Unfair Claims Settlement Practices
State unfair claims settlement practices acts also vary, as can the applicable standards and available damages. For example, punitive damages can be recovered in some states for a violation of unfair claims settlement laws, although again the standards for such awards differ.
In Florida, an insurance company engages in unfair claims settlement practices by: “[f]ailing to adopt and implement standards for the proper investigation of claims,” and “[d]enying claims without conducting reasonable investigations based upon available information.” Florida Statutes 626.9541(i)(3)(a),(d). Furthermore, punitive damages can be awarded in Florida for violation of unfair claims settlement practices laws in certain specific situations.
California similarly provides that an insurance company engages in unfair claims settlement practices by “[f]ailing to adopt and implement reasonable standards for the prompt investigation and processing of claims arising under insurance policies” and “[n]ot attempting in good faith to effectuate prompt, fair, and equitable settlements of claims in which liability has become reasonably clear.” Cal. Ins. Code § 790.03(h)(3), (5). In California, punitive damages may be awarded for an insurer’s tortious bad faith only if the insurer is proven, by clear and convincing evidence, to have acted with malice, oppression, or fraudulent intent.
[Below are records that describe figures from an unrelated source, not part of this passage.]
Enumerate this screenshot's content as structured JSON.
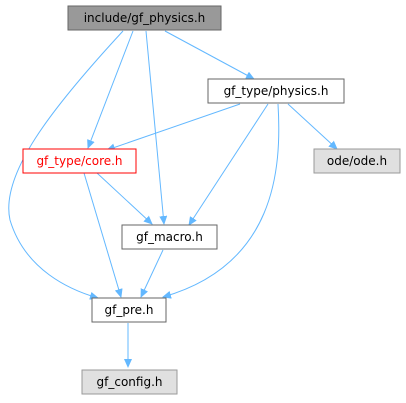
{
  "nodes": {
    "root": {
      "label": "include/gf_physics.h"
    },
    "physics": {
      "label": "gf_type/physics.h"
    },
    "core": {
      "label": "gf_type/core.h"
    },
    "ode": {
      "label": "ode/ode.h"
    },
    "macro": {
      "label": "gf_macro.h"
    },
    "pre": {
      "label": "gf_pre.h"
    },
    "config": {
      "label": "gf_config.h"
    }
  },
  "edges": [
    [
      "root",
      "physics"
    ],
    [
      "root",
      "core"
    ],
    [
      "root",
      "macro"
    ],
    [
      "root",
      "pre"
    ],
    [
      "physics",
      "core"
    ],
    [
      "physics",
      "ode"
    ],
    [
      "physics",
      "macro"
    ],
    [
      "physics",
      "pre"
    ],
    [
      "core",
      "macro"
    ],
    [
      "core",
      "pre"
    ],
    [
      "macro",
      "pre"
    ],
    [
      "pre",
      "config"
    ]
  ],
  "colors": {
    "edge": "#63b8ff",
    "root_fill": "#999999",
    "root_stroke": "#666666",
    "normal_fill": "#ffffff",
    "normal_stroke": "#666666",
    "highlight_stroke": "#ff0000",
    "highlight_text": "#ff0000",
    "external_fill": "#e0e0e0",
    "external_stroke": "#999999"
  }
}
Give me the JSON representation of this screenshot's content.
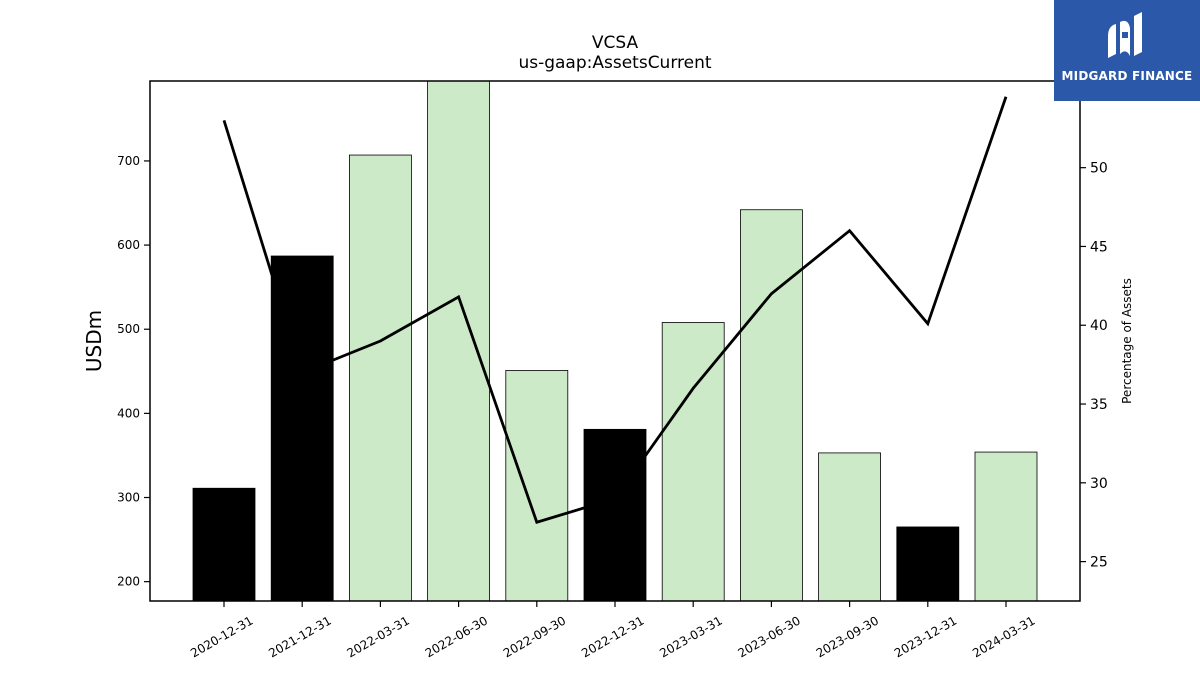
{
  "brand": {
    "name": "MIDGARD FINANCE",
    "logo_icon": "midgard-m-icon",
    "color": "#2b58a8"
  },
  "chart_data": {
    "type": "bar",
    "title": "VCSA",
    "subtitle": "us-gaap:AssetsCurrent",
    "ylabel": "USDm",
    "y2label": "Percentage of Assets",
    "ylim": [
      177,
      795
    ],
    "y2lim": [
      22.5,
      55.5
    ],
    "yticks": [
      200,
      300,
      400,
      500,
      600,
      700
    ],
    "y2ticks": [
      25,
      30,
      35,
      40,
      45,
      50
    ],
    "categories": [
      "2020-12-31",
      "2021-12-31",
      "2022-03-31",
      "2022-06-30",
      "2022-09-30",
      "2022-12-31",
      "2023-03-31",
      "2023-06-30",
      "2023-09-30",
      "2023-12-31",
      "2024-03-31"
    ],
    "series": [
      {
        "kind": "bar",
        "values": [
          311,
          587,
          707,
          795,
          451,
          381,
          508,
          642,
          353,
          265,
          354
        ],
        "colors": [
          "#000000",
          "#000000",
          "#cdeac8",
          "#cdeac8",
          "#cdeac8",
          "#000000",
          "#cdeac8",
          "#cdeac8",
          "#cdeac8",
          "#000000",
          "#cdeac8"
        ]
      },
      {
        "kind": "line",
        "axis": "right",
        "color": "#000000",
        "values": [
          53.0,
          37.0,
          39.0,
          41.8,
          27.5,
          29.0,
          36.0,
          42.0,
          46.0,
          40.1,
          54.5
        ]
      }
    ],
    "grid": false,
    "legend": "none"
  }
}
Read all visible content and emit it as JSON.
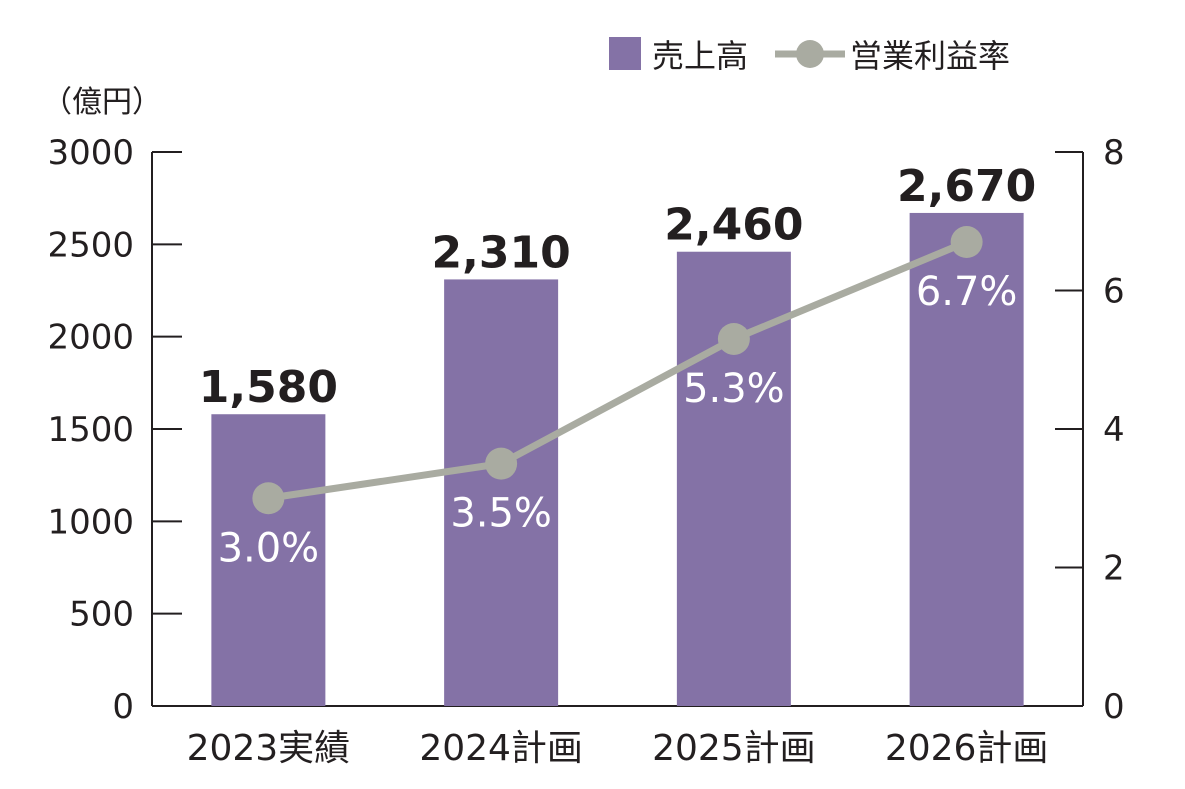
{
  "chart_data": {
    "type": "bar",
    "categories": [
      "2023実績",
      "2024計画",
      "2025計画",
      "2026計画"
    ],
    "series": [
      {
        "name": "売上高",
        "axis": "left",
        "kind": "bar",
        "values": [
          1580,
          2310,
          2460,
          2670
        ],
        "labels": [
          "1,580",
          "2,310",
          "2,460",
          "2,670"
        ],
        "color": "#8472a6"
      },
      {
        "name": "営業利益率",
        "axis": "right",
        "kind": "line",
        "values": [
          3.0,
          3.5,
          5.3,
          6.7
        ],
        "labels": [
          "3.0%",
          "3.5%",
          "5.3%",
          "6.7%"
        ],
        "color": "#a9aba1"
      }
    ],
    "y_left": {
      "unit_label": "（億円）",
      "ylim": [
        0,
        3000
      ],
      "ticks": [
        "0",
        "500",
        "1000",
        "1500",
        "2000",
        "2500",
        "3000"
      ]
    },
    "y_right": {
      "ylim": [
        0,
        8
      ],
      "ticks": [
        "0",
        "2",
        "4",
        "6",
        "8"
      ]
    },
    "legend_position": "top-right",
    "grid": false
  }
}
Cal. Civ. Code § 3294 (a) & (c).
The Legislative Reaction
In late July, the National Conference of Insurance Legislators announced that it is revising the 2010 Beneficiaries’ Bill of Rights Model to require insurers to periodically check the DMF and to use the same review procedures for both annuities and life insurance. It is likely that the NAIC, or individual states, may also propose new regulations. However, the differing language among state unclaimed property laws and unfair claim settlement laws may present a challenge to a uniform solution.
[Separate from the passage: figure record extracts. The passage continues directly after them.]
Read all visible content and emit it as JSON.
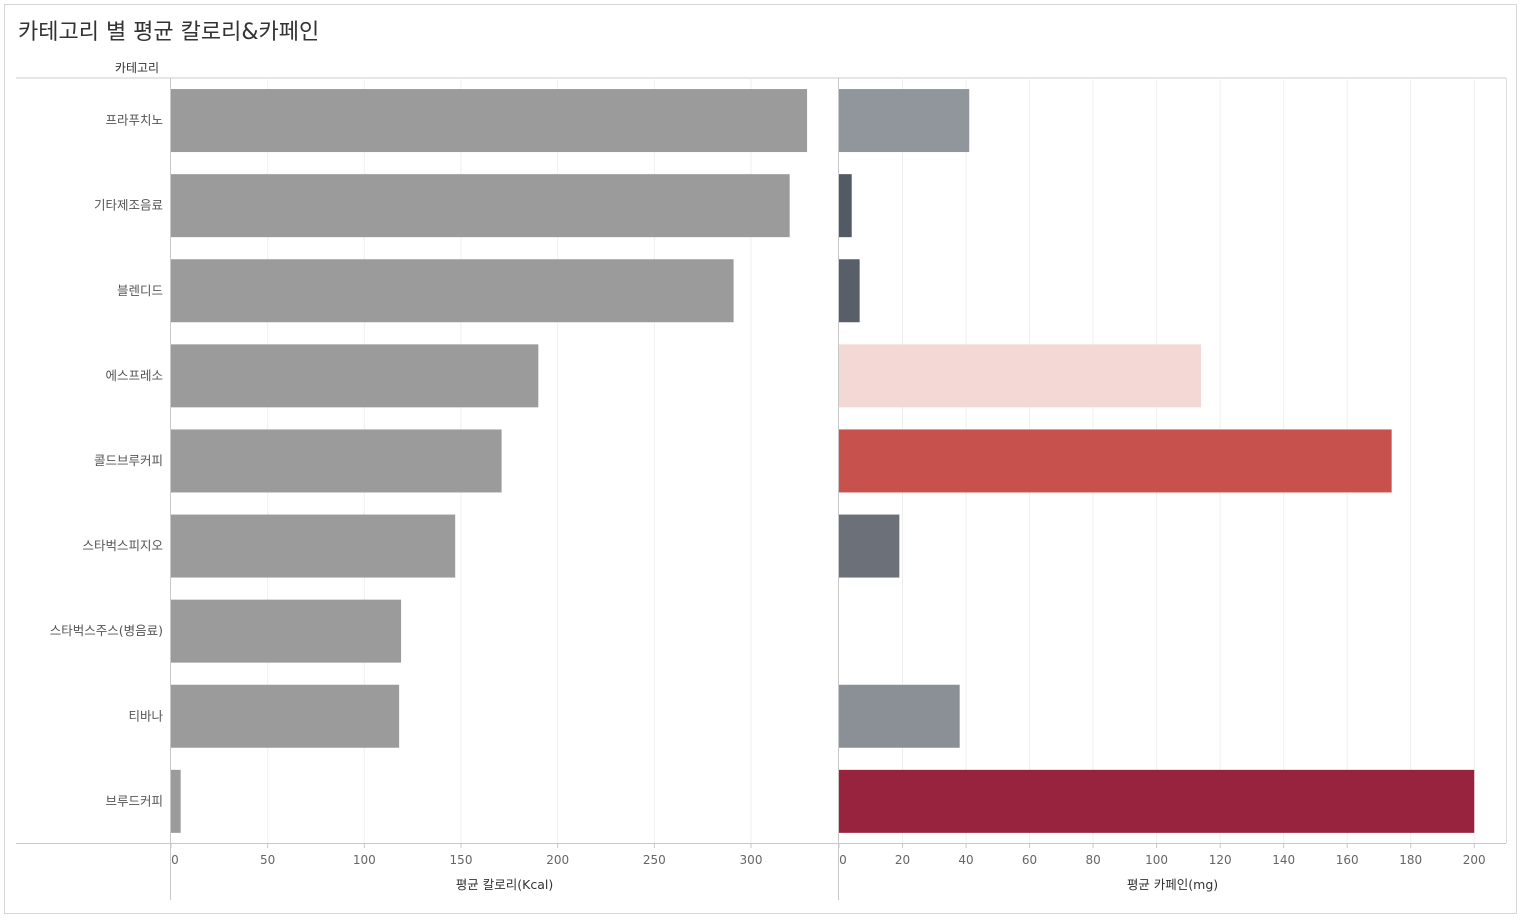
{
  "title": "카테고리 별 평균 칼로리&카페인",
  "chart_data": {
    "type": "bar",
    "orientation": "horizontal",
    "row_header": "카테고리",
    "categories": [
      "프라푸치노",
      "기타제조음료",
      "블렌디드",
      "에스프레소",
      "콜드브루커피",
      "스타벅스피지오",
      "스타벅스주스(병음료)",
      "티바나",
      "브루드커피"
    ],
    "panels": [
      {
        "name": "calories",
        "xlabel": "평균 칼로리(Kcal)",
        "xlim": [
          0,
          345
        ],
        "ticks": [
          0,
          50,
          100,
          150,
          200,
          250,
          300
        ],
        "values": [
          329,
          320,
          291,
          190,
          171,
          147,
          119,
          118,
          5
        ],
        "colors": [
          "#9b9b9b",
          "#9b9b9b",
          "#9b9b9b",
          "#9b9b9b",
          "#9b9b9b",
          "#9b9b9b",
          "#9b9b9b",
          "#9b9b9b",
          "#9b9b9b"
        ]
      },
      {
        "name": "caffeine",
        "xlabel": "평균 카페인(mg)",
        "xlim": [
          0,
          210
        ],
        "ticks": [
          0,
          20,
          40,
          60,
          80,
          100,
          120,
          140,
          160,
          180,
          200
        ],
        "values": [
          41,
          4,
          6.5,
          114,
          174,
          19,
          0,
          38,
          200
        ],
        "colors": [
          "#90969b",
          "#525a65",
          "#585f69",
          "#f3d8d6",
          "#c7524d",
          "#6b7079",
          "#ffffff",
          "#8a9095",
          "#98233e"
        ]
      }
    ]
  }
}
The impact of this investigation will be wide ranging and will include most, if not eventually all, states and all carriers. Life insurers should consider conducting detailed internal investigations, across all product lines, to determine and identify:
- Company wide policies and procedures for determining when to cease making payment of benefits where such benefits may be
- affected by the death of a measuring life;
- Documents and communications concerning the insurers’ policies and procedures for locating, notifying, or contacting the policyholders, insureds, or beneficiaries of matured life insurance policies;
- Documents and communications concerning the insurers’ access to, purchasing or licensing of any death records database;
- Documents and communications concerning company practices in relation to the escheat of unclaimed property pursuant to state law.
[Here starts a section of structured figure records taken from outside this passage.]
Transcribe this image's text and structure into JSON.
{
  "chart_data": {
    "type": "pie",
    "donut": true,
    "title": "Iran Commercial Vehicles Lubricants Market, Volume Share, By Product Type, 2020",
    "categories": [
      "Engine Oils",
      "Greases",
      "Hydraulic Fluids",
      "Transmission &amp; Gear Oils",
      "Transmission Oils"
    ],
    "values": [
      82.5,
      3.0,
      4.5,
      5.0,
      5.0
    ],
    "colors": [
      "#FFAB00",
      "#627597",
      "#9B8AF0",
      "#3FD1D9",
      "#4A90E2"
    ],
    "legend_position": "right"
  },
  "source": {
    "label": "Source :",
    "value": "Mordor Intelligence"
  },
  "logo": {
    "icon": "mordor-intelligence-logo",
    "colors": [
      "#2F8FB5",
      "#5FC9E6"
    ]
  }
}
These will continue to be areas of interest for the ongoing NAIC and multi-state investigations, which will eventually touch most, if not all, life carriers. Further, as we are seeing, private party class action lawsuits alleging bad faith and vio¬lations of unfair claims practices are beginning to be filed. Depending upon jurisdiction, such actions will present issues including: the adequa¬cy or standing of purported class representatives, the availability of bad faith or unfair claims prac¬tice causes of action, and the availability of vari¬ous categories of damages.
Conducting internal investigations will put insurers in the best possible position to understand their exposure to a state investigation or market conduct examination. A thorough investigation will also help an insurer effectively field unfair claims practices allegations in potential private party class action lawsuits.